A Locarno ecco la nuova «casa» per la flotta di autobus elettrici

Le ruspe sono in azione a Locarno, nella zona di Riazzino, nelle vicinanze dell’omonima stazione ferroviaria in pieno territorio della Città e dove un tempo c'era la General Electric. È qui che, tra un paio d’anni, sorgerà la «casa» destinata alla nuova flotta di autobus elettrici (prima la linea 1, poi progressivamente le altre, dalla scala urbana a quella regionale) operata dalla locale compagnia di trasporto pubblico Ferrovie autolinee regionali ticinesi. In tutto, 26 milioni d’investimento - finanziati da Cantone e Confederazione - per 4.000 metri quadrati di struttura dedicati a un deposito-officina e ai quali se ne aggiungono altri 500 per uno stabile di servizio.
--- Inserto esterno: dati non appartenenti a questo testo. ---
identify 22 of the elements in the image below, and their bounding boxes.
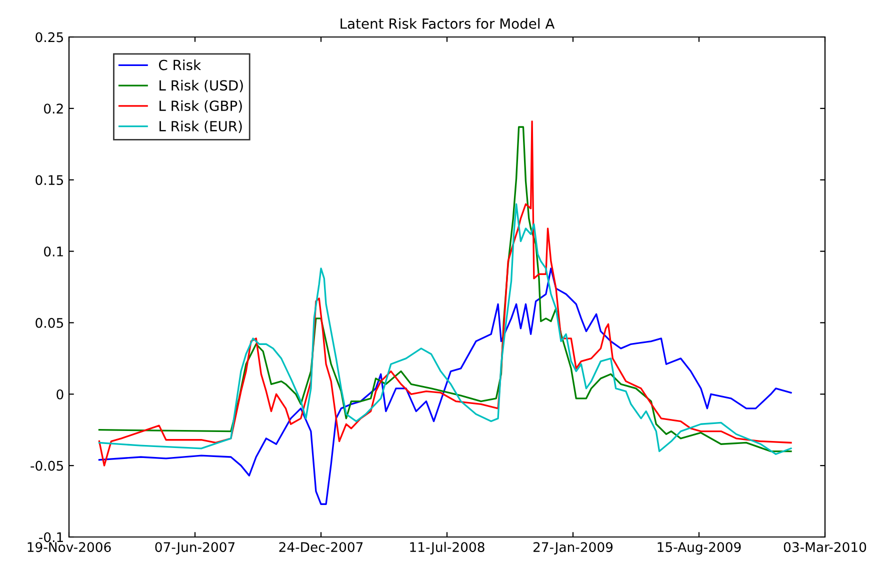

Qui, nel 2027 e dopo quasi un decennio di progettazione, ci sarà una serie di aule di formazione e altri spazi pensati per il personale.


Una ventina di posti
La posa della prima pietra è l’occasione per ribadire non solo l’importanza strategica della tanto agognata soluzione, ma anche le difficoltà che si sono frapposte lungo il percorso, tra i vari siti valutati inizialmente (Come a Avegno o a Ascona) e i ricorsi: tutti elementi che hanno contribuito ad allontanare una prima scadenza individuata a suo tempo già per il 2025.
«Saranno una ventina gli articolati in rimessa», dice al Corriere del Ticino Erik Fregni, capo del dipartimento tecnico della Fart, mentre per la parte di manutenzione meccanica avremo a disposizione tre corsie di lavoro che possono ospitarne ognuna due o tre, a dipendenza della loro lunghezza. Ciò significa che potremo eseguire lavori in contemporanea su sei veicoli dei sessanta totali. E senza contare quelli di lunga durata, ad esempio la sostituzione di interni o interventi di carrozzeria, che impongono un fermo di alcuni giorni».
Occorre cambiare
Le aree non manderanno tuttavia in pensione quelle già in uso. «La soluzione odierna risale ormai agli anni Sessanta, quando avevamo una ventina di elementi, che non erano nemmeno articolati. Oggi ne contiamo tre volte di più e la situazione logistica si complica, oltre a essere sempre meno adeguata. Certo, con questo impianto libereremo dello spazio che potremo sfruttare per ridistribuire i mezzi a Sant’Antonio, che sono piuttosto “compattati”. Inoltre, una serie di controlli tecnici come la prova dei freni o la regolazione delle luci potrà essere fatta sotto lo stesso tetto, evitando gli spostamenti da un capannone all’altro come succede attualmente», aggiunge il 56.enne».
Un cammino avviato nel 2017
Gli fa eco il presidente del Consiglio d’amministrazione della società, Paolo Caroni: «È un importante capitolo che prosegue un cammino avviato nel 2017, quando avevamo tracciato una serie di tappe per guardare al futuro, in seguito a un’approfondita analisi dell’azienda. Abbiamo così rinnovato il parco su gomma e acquistato i convogli appena inaugurati sulla ferrovia trasfrontaliera verso Domodossola», afferma il 54.enne.
Un segnale d’approvazione arriva anche dal Dipartimento del territorio. In un comunicato, il direttore Claudio Zali, invitato ma che non ha potuto essere presente all’evento, evidenzia la tendenza all’abbandono del carburante «classico» per abbracciare una tecnologia emergente e priva di emissioni non solo nel mondo del traffico privato, ma pure nel caso degli operatori che muovono ogni giorno migliaia di persone. A tal proposito, la sede «sarà dotata di pannelli fotovoltaici, che permetteranno la ricarica», si legge nella nota, che attribuisce la dichiarazione al Consigliere di Stato.
Certificato Minergie
Infine, alcune riflessioni - prima della classica foto di rito con tanto di pala, casco e gilet - di Paolo Canevascini, portavoce del gruppo di progettazione canevascini&corecco e delorenzi la rocca architetti: «L’edificio sarà certificato Minergie, a conferma della sua impronta sostenibile. Per sviluppare l’elaborato (fra l’altro intitolato «Urbino_18», come a richiamare uno dei modelli di torpedone in uso alla ditta, quello della polacca Solaris, ma ci sono anche Man, Mercedes e Iveco, ndr). Ci siamo confrontati con un tema inusuale, ossia collocare una grande costruzione tecnica in un’area periferica e complessa, trovando un equilibrio tra esigenze funzionali e vocazione pubblica».